110814986193067861

i was really upset when i found out elvis mitchell was leaving his post at the new york times; he was definitely one of my favorite reviewers there. his, more or less, “replacement”, manohla dargis, has been irritating me ever since. in a “conversation” w/ newly appointed head writer (and apparently old friend) a. o. scott in the nytimes soon after the replacement, dargis mentioned that having more women critics in the world is desirable for the simple fact that it immediately provides a different viewpoint from the majority of other reviews. i would agree in general. however, since then dargis has proven that although this may be true in general, it’s only true if said reviewer offers up her/his “different viewpoint” objectively and w/out ever resorting to soapbox pontificating.

there are so many examples of reviews that have irritated me. one of the first was her review of the sequel to bridget jones. first, she does the tired gimmick of writing her review in the style of the movie. second, in it she barely bothers to talk about the movie at all; instead she rambles on and on about zellweger as celebrity, not as actress. which might be interesting to some people in an essay, but which is incredibly out of place in a movie review.

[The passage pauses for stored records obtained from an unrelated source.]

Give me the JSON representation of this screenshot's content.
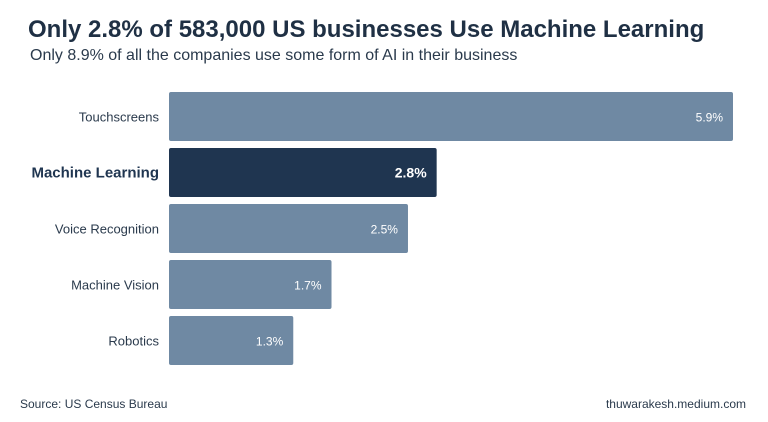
{
  "chart_data": {
    "type": "bar",
    "orientation": "horizontal",
    "title": "Only 2.8% of 583,000 US businesses Use Machine Learning",
    "subtitle": "Only 8.9% of all the companies use some form of AI in their business",
    "categories": [
      "Touchscreens",
      "Machine Learning",
      "Voice Recognition",
      "Machine Vision",
      "Robotics"
    ],
    "values": [
      5.9,
      2.8,
      2.5,
      1.7,
      1.3
    ],
    "value_labels": [
      "5.9%",
      "2.8%",
      "2.5%",
      "1.7%",
      "1.3%"
    ],
    "highlight_category": "Machine Learning",
    "xlim": [
      0,
      5.9
    ],
    "grid": false,
    "colors": {
      "bar": "#6f89a3",
      "highlight": "#1f3550",
      "label": "#2a3a4c",
      "value_label": "#ffffff"
    }
  },
  "footer": {
    "source": "Source: US Census Bureau",
    "credit": "thuwarakesh.medium.com"
  }
}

i disliked her review of elektra for similar reasons. the review is dismissive w/out any real analysis, other than a general dismissal of female superheroes. she obviously hasn’t done her research, as she blatantly and incorrectly denies the long history of well-developed female superheroes in comics (who regularly outsell their male counterparts, not b/c they’re female and their audience is male, but simply b/c they’re more interesting characters) as well as neglects mentioning any female superheroes in recent movies (catwoman, the x-men movies, or what about even kill bill?). again, it seemed like dargis has her own female-centric agenda which has little to do w/ writing a fair review.

her review today of bride and prejudice is similarly unenlightening. the fact it’s a romantic comedy must have damned it from the start, b/c her review is so vague that it could easily have been written w/out actually seeing it. i get immediately suspicious of reviews that are so concerned w/ being hypercritical that they don’t even deign to answer the basic question: “yes, it’s fluff, but is it fun? is it -entertaining-?”

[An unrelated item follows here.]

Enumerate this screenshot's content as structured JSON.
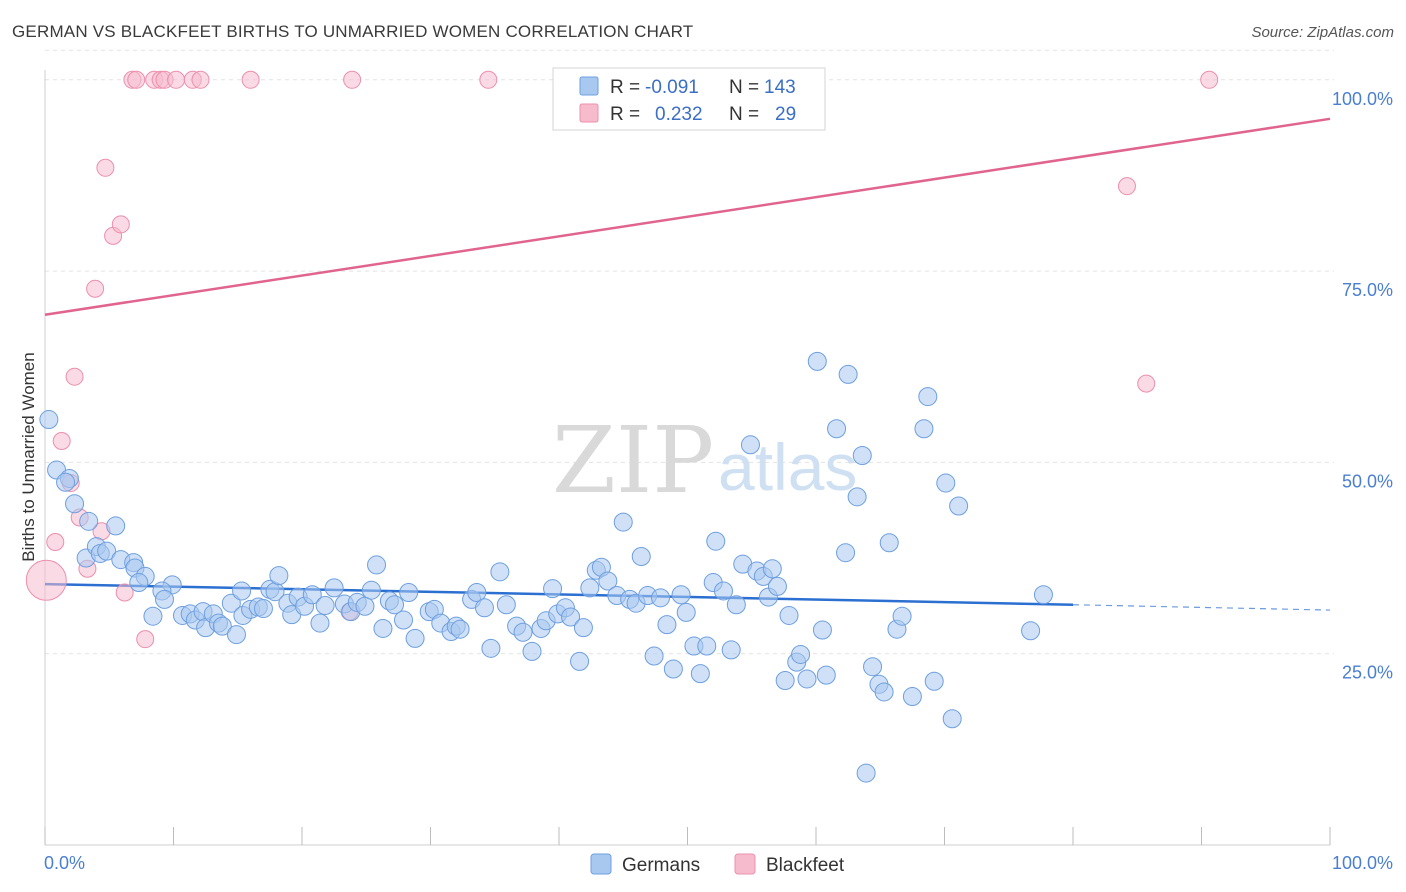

the last straw for me was an article she wrote for the sunday edition a few weeks ago which basically could be summed up with the phrase: “plastic surgery is fake.” why do we need to be told this? since dargis resides in LA, this strongly sounded like a personal issue she wanted to spout off about rather than b/c it was anything relevant or new.

to be fair, dargis, when not haranguing about her view of females in cinema ad nauseum, writes decent, if not fascinating, reviews (such as of the lemony snicket flick, and hide and seek). if she could just be a reviewer first and get over the fact that she’s female then maybe she won’t give the rest of us so many reasons to roll our eyes and throw down the arts section in disgust.